Nurturing Patience

Got Patience? Does Your Child?

ImpaitentBy Deirdre Wilson

Kids are naturally impatient.

They don’t like to wait in line. They get frustrated if they can’t zip up a coat or score a basket on the first few tries. And if there’s something they really want, you can count on them wanting it right now.

It’s normal. Patience requires self control, and that’s a skill kids learn as they grow.

But lately, some parents and teachers worry that children are more impatient than ever.

They wonder why kids can’t seem to focus in on a word problem at school, an exhibit at the zoo or a parent’s explanation about the stars in the sky. Instead, children seem quickly distracted, always moving on to something else.

Families today are fully immersed in a lifestyle of instant gratification. We’re also busier, and more materialistic, scheduled and rushed. Have our kids become less patient because of it?

Worrisome Trend

Diane Levin, an education professor at Boston’s Wheelock College and a national expert on the effects of media on children, believes there’s an increasing sense of impatience among kids in the classroom.

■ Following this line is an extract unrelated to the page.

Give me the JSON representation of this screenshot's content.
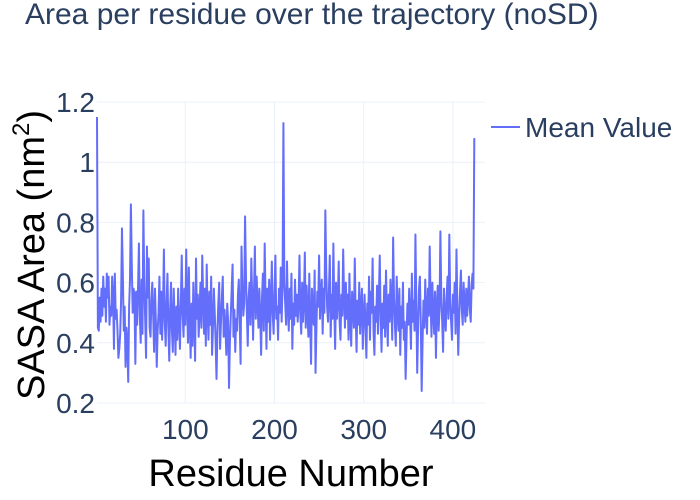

While recently revising her 1998 book Remote Control Childhood: Combating the Hazards of Media Culture (National Association for the Education of Young People, 1998), Levin has interviewed teachers on the changes they’ve seen in young children. She keeps hearing the same thing – that when it comes to problem-solving or more complicated tasks, kids can’t stay on task.

“What I’m hearing … from teachers of kindergarten and first grade is that these kids have less self-regulatory skills, less self-regulation,” she says. “It seems like a big escalation.”
Levin calls it “problem solving deficit disorder,” and she’s been talking about it for several years. “These are the kids who were born when the huge push for media for babies began. You had Baby Einstein, a round-the-clock TV channel just for young kids, little mini computer-type books and toys with push buttons for babies.”